Reputation: 44658
YARQ (Yet another regex question).
How would I go about splitting the following into two columns, making sure that the last column contains the last word in the sentence and the first column contains everything else.
x <- c("This is a test",
"Testing 1,2,3 Hello",
"Foo Bar",
"Random 214274(%*(^(* Sample",
"Some Hyphenated-Thing"
)
Such that I end up with:
col1 col2
this is a test
Testing 1,2,3 Hello
Foo Bar
Random 214274(%*(^(* Sample
Some Hyphenated-Thing
Upvotes: 5
Views: 522
Reputation:
This might not exactly be for you, but in case anyone was wondering how to do this in python:
#col1:
print line.split(" ")[:-1]
#col2:
print line.split(" ")[-1]
Note that col1 will get printed as a list, which you can make into a string like this:
#col1:
print " ".join(line.split(" ")[:-1])
Upvotes: 0
Reputation: 93908
Here's a go using strsplit
:
do.call(rbind,
lapply(
strsplit(x," "),
function(y)
cbind(paste(head(y,length(y)-1),collapse=" "),tail(y,1))
)
)
Or an alternative implementation using sapply
t(
sapply(
strsplit(x," "),
function(y) cbind(paste(head(y,length(y)-1),collapse=" "),tail(y,1))
)
)
Resulting in:
[,1] [,2]
[1,] "This is a" "test"
[2,] "Testing 1,2,3" "Hello"
[3,] "Foo" "Bar"
[4,] "Random 214274(%*(^(*" "Sample"
[5,] "Some" "Hyphenated-Thing"
Upvotes: 4
Reputation: 15405
This looks like a job for look ahead.
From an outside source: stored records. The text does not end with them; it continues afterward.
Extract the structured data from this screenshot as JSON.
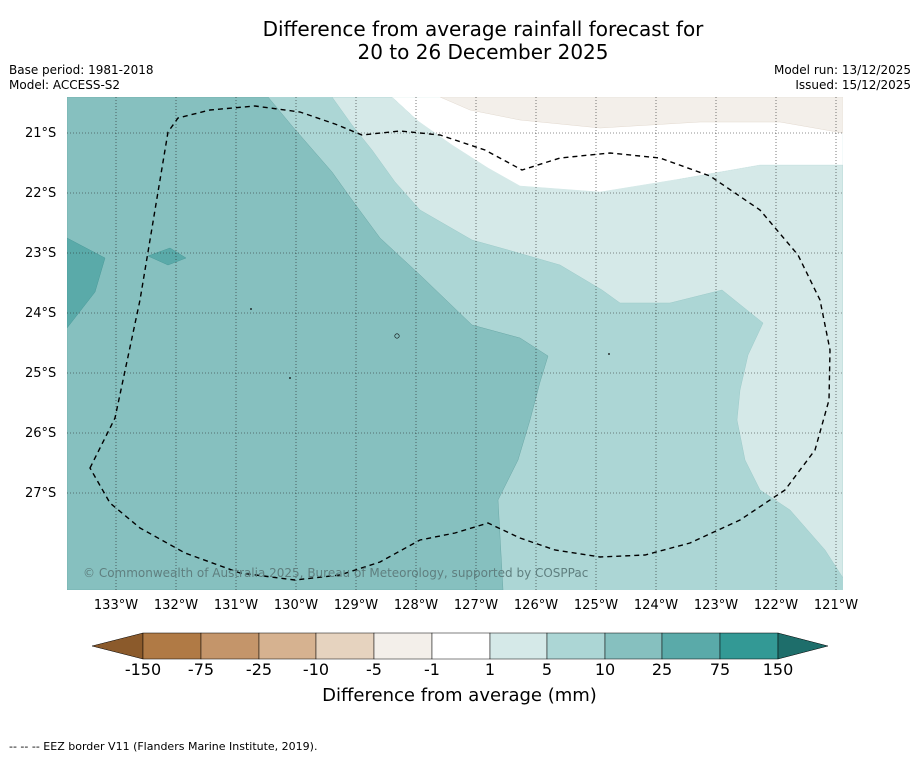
{
  "title": {
    "line1": "Difference from average rainfall forecast for",
    "line2": "20 to 26 December 2025"
  },
  "meta_left": {
    "base_period": "Base period: 1981-2018",
    "model": "Model: ACCESS-S2"
  },
  "meta_right": {
    "model_run": "Model run: 13/12/2025",
    "issued": "Issued: 15/12/2025"
  },
  "map": {
    "latitude_labels": [
      "21°S",
      "22°S",
      "23°S",
      "24°S",
      "25°S",
      "26°S",
      "27°S"
    ],
    "longitude_labels": [
      "133°W",
      "132°W",
      "131°W",
      "130°W",
      "129°W",
      "128°W",
      "127°W",
      "126°W",
      "125°W",
      "124°W",
      "123°W",
      "122°W",
      "121°W"
    ],
    "copyright": "© Commonwealth of Australia 2025, Bureau of Meteorology, supported by COSPPac",
    "eez_border_present": true
  },
  "legend": {
    "ticks": [
      "-150",
      "-75",
      "-25",
      "-10",
      "-5",
      "-1",
      "1",
      "5",
      "10",
      "25",
      "75",
      "150"
    ],
    "colors": [
      "#8b5a2b",
      "#b07a45",
      "#c4956a",
      "#d6b290",
      "#e6d3bf",
      "#f3efea",
      "#ffffff",
      "#d5e9e8",
      "#acd6d5",
      "#86c0bf",
      "#5aaaa9",
      "#339995",
      "#1e6e6b"
    ],
    "title": "Difference from average (mm)"
  },
  "footer": {
    "text": "--  --  -- EEZ border V11 (Flanders Marine Institute, 2019)."
  }
}
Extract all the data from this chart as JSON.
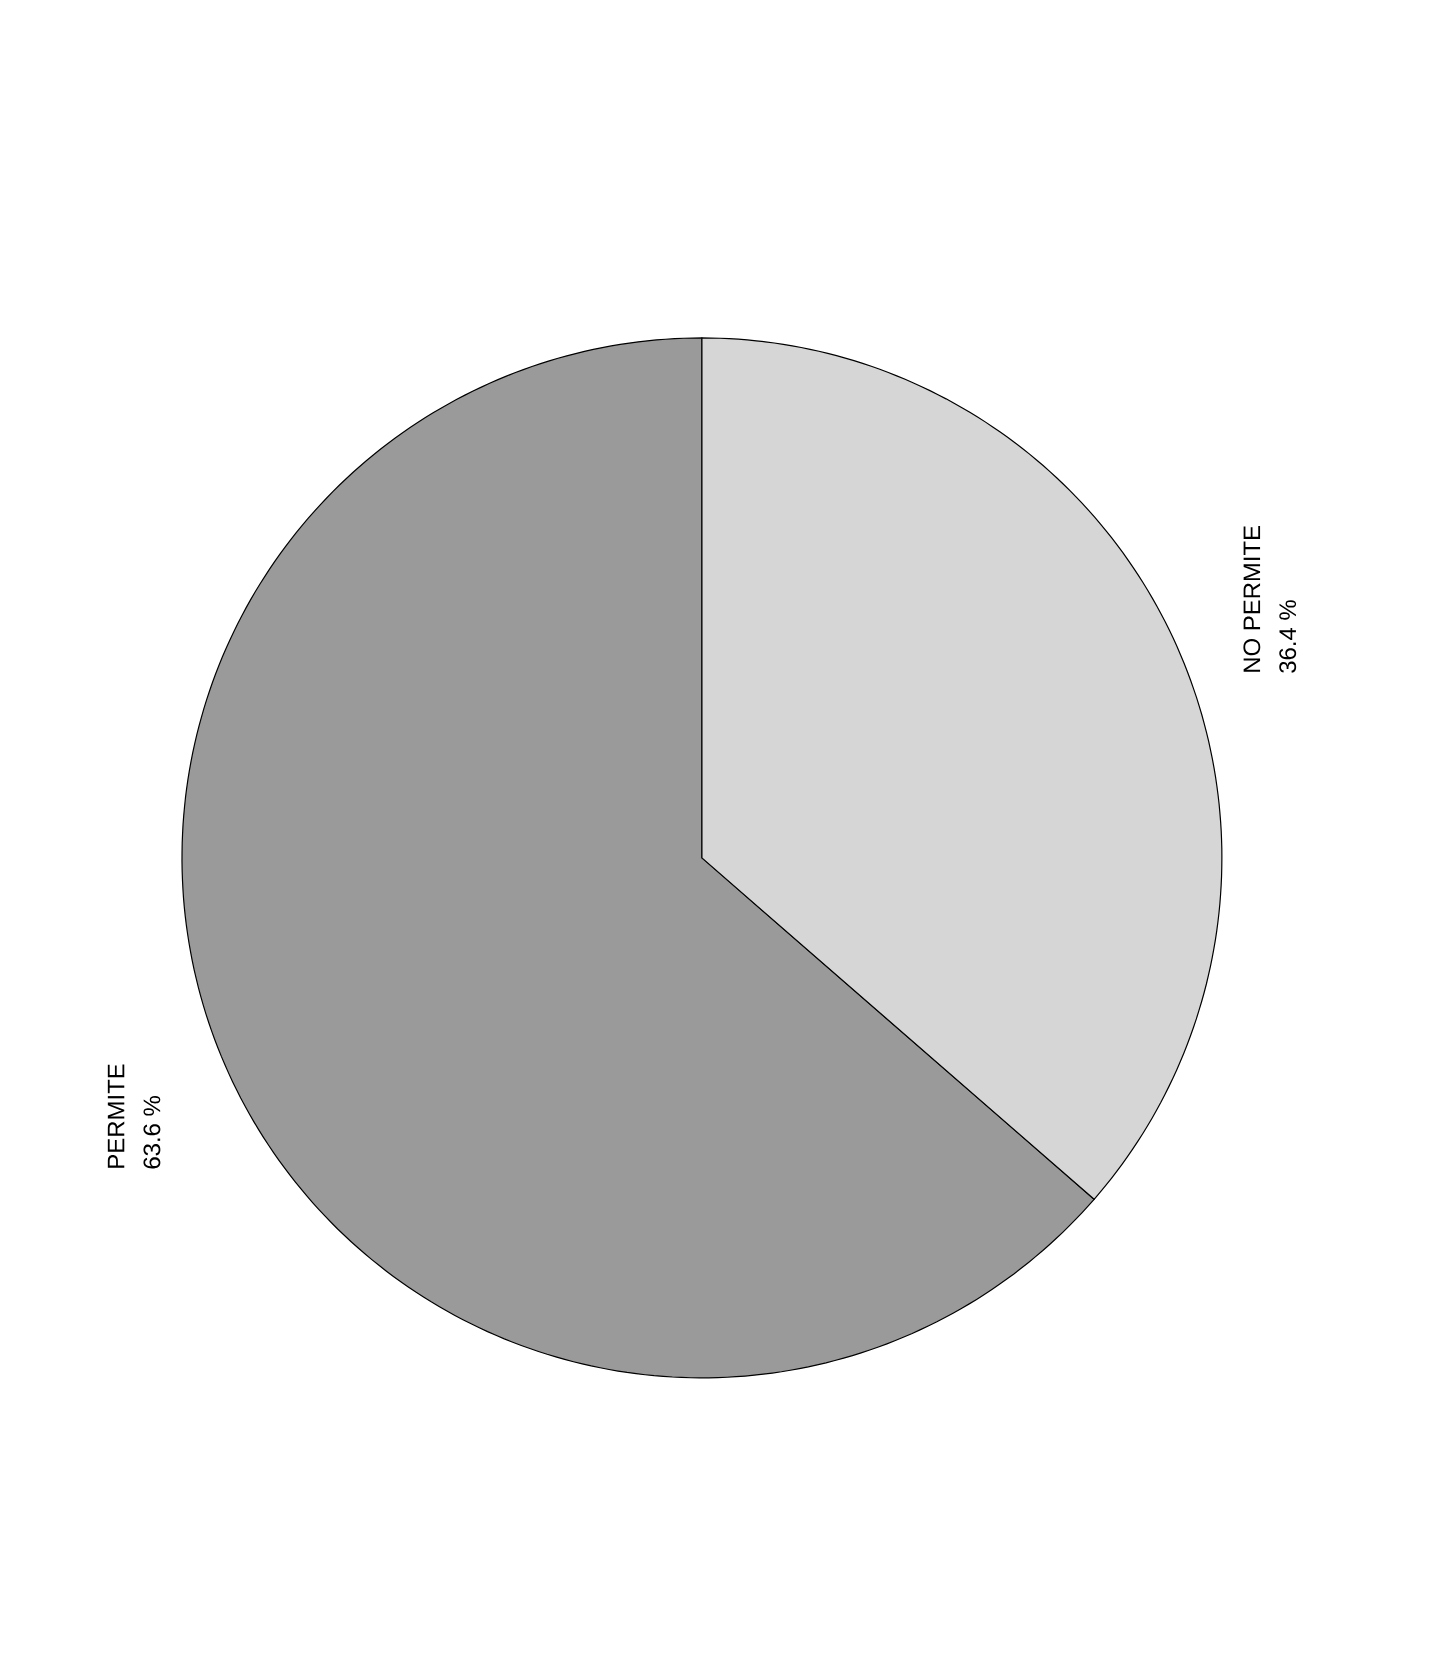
{
  "chart_data": {
    "type": "pie",
    "categories": [
      "PERMITE",
      "NO PERMITE"
    ],
    "values": [
      63.6,
      36.4
    ],
    "colors": [
      "#9a9a9a",
      "#d6d6d6"
    ],
    "value_labels": [
      "63.6 %",
      "36.4 %"
    ]
  }
}
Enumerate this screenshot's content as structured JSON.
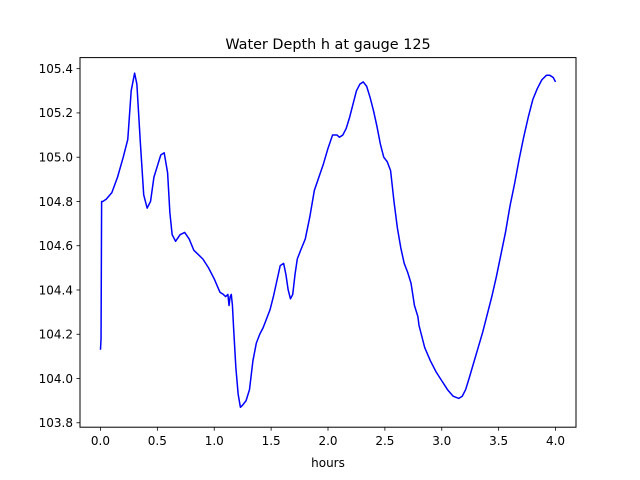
{
  "chart_data": {
    "type": "line",
    "title": "Water Depth h at gauge 125",
    "xlabel": "hours",
    "ylabel": "",
    "xlim": [
      -0.18,
      4.18
    ],
    "ylim": [
      103.78,
      105.45
    ],
    "xticks": [
      0.0,
      0.5,
      1.0,
      1.5,
      2.0,
      2.5,
      3.0,
      3.5,
      4.0
    ],
    "xtick_labels": [
      "0.0",
      "0.5",
      "1.0",
      "1.5",
      "2.0",
      "2.5",
      "3.0",
      "3.5",
      "4.0"
    ],
    "yticks": [
      103.8,
      104.0,
      104.2,
      104.4,
      104.6,
      104.8,
      105.0,
      105.2,
      105.4
    ],
    "ytick_labels": [
      "103.8",
      "104.0",
      "104.2",
      "104.4",
      "104.6",
      "104.8",
      "105.0",
      "105.2",
      "105.4"
    ],
    "grid": false,
    "series": [
      {
        "color": "#0000ff",
        "x": [
          0.0,
          0.005,
          0.01,
          0.02,
          0.05,
          0.1,
          0.15,
          0.2,
          0.24,
          0.27,
          0.3,
          0.32,
          0.35,
          0.38,
          0.41,
          0.44,
          0.47,
          0.5,
          0.53,
          0.56,
          0.59,
          0.61,
          0.63,
          0.66,
          0.7,
          0.74,
          0.78,
          0.82,
          0.86,
          0.9,
          0.95,
          1.0,
          1.05,
          1.08,
          1.1,
          1.12,
          1.13,
          1.14,
          1.15,
          1.16,
          1.17,
          1.19,
          1.21,
          1.23,
          1.25,
          1.28,
          1.31,
          1.34,
          1.37,
          1.4,
          1.43,
          1.46,
          1.49,
          1.52,
          1.55,
          1.58,
          1.61,
          1.63,
          1.65,
          1.67,
          1.69,
          1.71,
          1.73,
          1.76,
          1.8,
          1.84,
          1.88,
          1.92,
          1.96,
          2.0,
          2.04,
          2.08,
          2.1,
          2.13,
          2.16,
          2.19,
          2.22,
          2.25,
          2.28,
          2.31,
          2.34,
          2.37,
          2.4,
          2.43,
          2.46,
          2.49,
          2.52,
          2.55,
          2.58,
          2.61,
          2.64,
          2.67,
          2.7,
          2.73,
          2.76,
          2.79,
          2.8,
          2.82,
          2.85,
          2.9,
          2.95,
          3.0,
          3.05,
          3.1,
          3.15,
          3.18,
          3.21,
          3.24,
          3.28,
          3.32,
          3.36,
          3.4,
          3.44,
          3.48,
          3.52,
          3.56,
          3.58,
          3.6,
          3.64,
          3.68,
          3.72,
          3.76,
          3.8,
          3.84,
          3.88,
          3.92,
          3.95,
          3.98,
          4.0
        ],
        "y": [
          104.13,
          104.18,
          104.8,
          104.8,
          104.81,
          104.84,
          104.91,
          105.0,
          105.08,
          105.3,
          105.38,
          105.33,
          105.07,
          104.83,
          104.77,
          104.8,
          104.91,
          104.96,
          105.01,
          105.02,
          104.93,
          104.75,
          104.65,
          104.62,
          104.65,
          104.66,
          104.63,
          104.58,
          104.56,
          104.54,
          104.5,
          104.45,
          104.39,
          104.38,
          104.37,
          104.38,
          104.33,
          104.37,
          104.38,
          104.33,
          104.23,
          104.05,
          103.93,
          103.87,
          103.88,
          103.9,
          103.95,
          104.08,
          104.16,
          104.2,
          104.23,
          104.27,
          104.31,
          104.37,
          104.44,
          104.51,
          104.52,
          104.47,
          104.4,
          104.36,
          104.38,
          104.47,
          104.54,
          104.58,
          104.63,
          104.73,
          104.85,
          104.91,
          104.97,
          105.04,
          105.1,
          105.1,
          105.09,
          105.1,
          105.13,
          105.18,
          105.24,
          105.3,
          105.33,
          105.34,
          105.32,
          105.27,
          105.21,
          105.14,
          105.06,
          105.0,
          104.98,
          104.94,
          104.8,
          104.68,
          104.59,
          104.52,
          104.48,
          104.43,
          104.33,
          104.28,
          104.24,
          104.2,
          104.14,
          104.08,
          104.03,
          103.99,
          103.95,
          103.92,
          103.91,
          103.92,
          103.95,
          104.0,
          104.07,
          104.14,
          104.21,
          104.29,
          104.37,
          104.46,
          104.56,
          104.66,
          104.72,
          104.78,
          104.88,
          104.99,
          105.09,
          105.18,
          105.26,
          105.31,
          105.35,
          105.37,
          105.37,
          105.36,
          105.34
        ]
      }
    ]
  }
}
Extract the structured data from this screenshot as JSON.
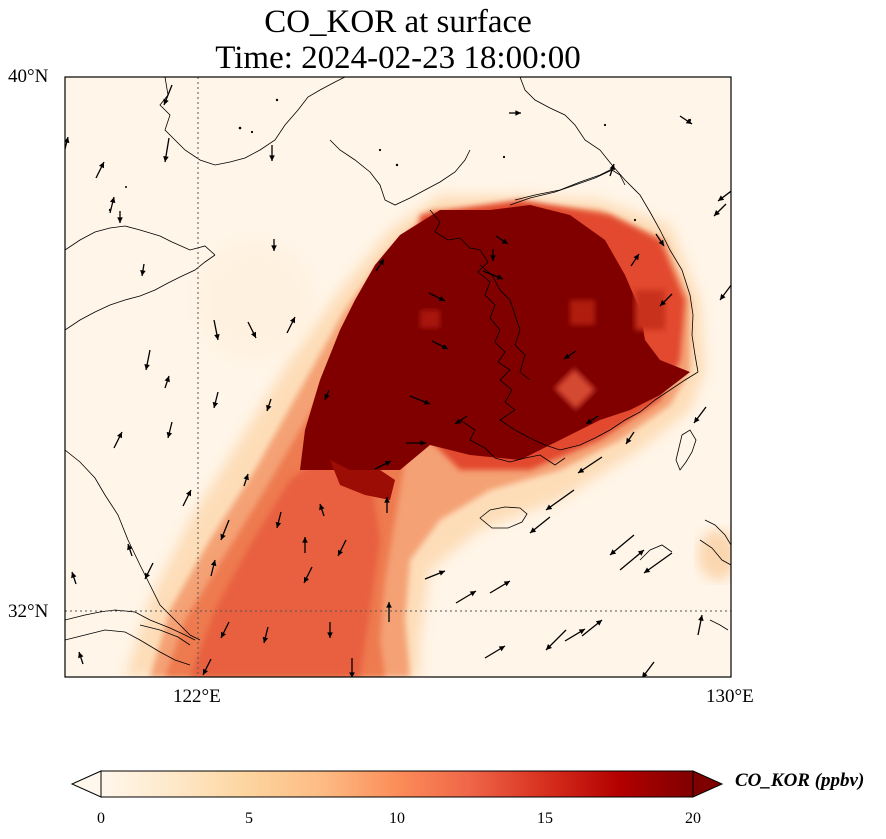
{
  "title": {
    "line1": "CO_KOR at surface",
    "line2": "Time: 2024-02-23 18:00:00"
  },
  "axes": {
    "lat_ticks": [
      "40°N",
      "32°N"
    ],
    "lon_ticks": [
      "122°E",
      "130°E"
    ],
    "lat_range": [
      31,
      40
    ],
    "lon_range": [
      120,
      130
    ],
    "gridlines": "dotted"
  },
  "colorbar": {
    "label": "CO_KOR (ppbv)",
    "ticks": [
      "0",
      "5",
      "10",
      "15",
      "20"
    ],
    "min": 0,
    "max": 20,
    "extend": "both",
    "colormap": "OrRd"
  },
  "colors": {
    "low": "#fff5e8",
    "mid": "#f3835a",
    "high": "#7f0000"
  }
}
We'll find spaces followed by things which are not spaces.
split <- strsplit(x, " (?=[^ ]+$)", perl=TRUE)
matrix(unlist(split), ncol=2, byrow=TRUE)
[,1] [,2]
[1,] "This is a" "test"
[2,] "Testing 1,2,3" "Hello"
[3,] "Foo" "Bar"
[4,] "Random 214274(%*(^(*" "Sample"
[5,] "Some" "Hyphenated-Thing"
Upvotes: 9
Reputation: 60150
Assuming "words" are alphanumeric (the last word in this case is one or letters \\w
or digits \\d
, you can add more classes if necessary):
col_one = gsub("(.*)(\\b[[\\w\\d]+)$", "\\1", x, perl=TRUE)
col_two = gsub("(.*)(\\b[[\\w\\d]+)$", "\\2", x, perl=TRUE)
Output:
> col_one
[1] "This is a " "Testing 1,2,3 " "Foo "
[4] "Random 214274(%*(^(* "
> col_two
[1] "test" "Hello" "Bar" "Sample"
Upvotes: 1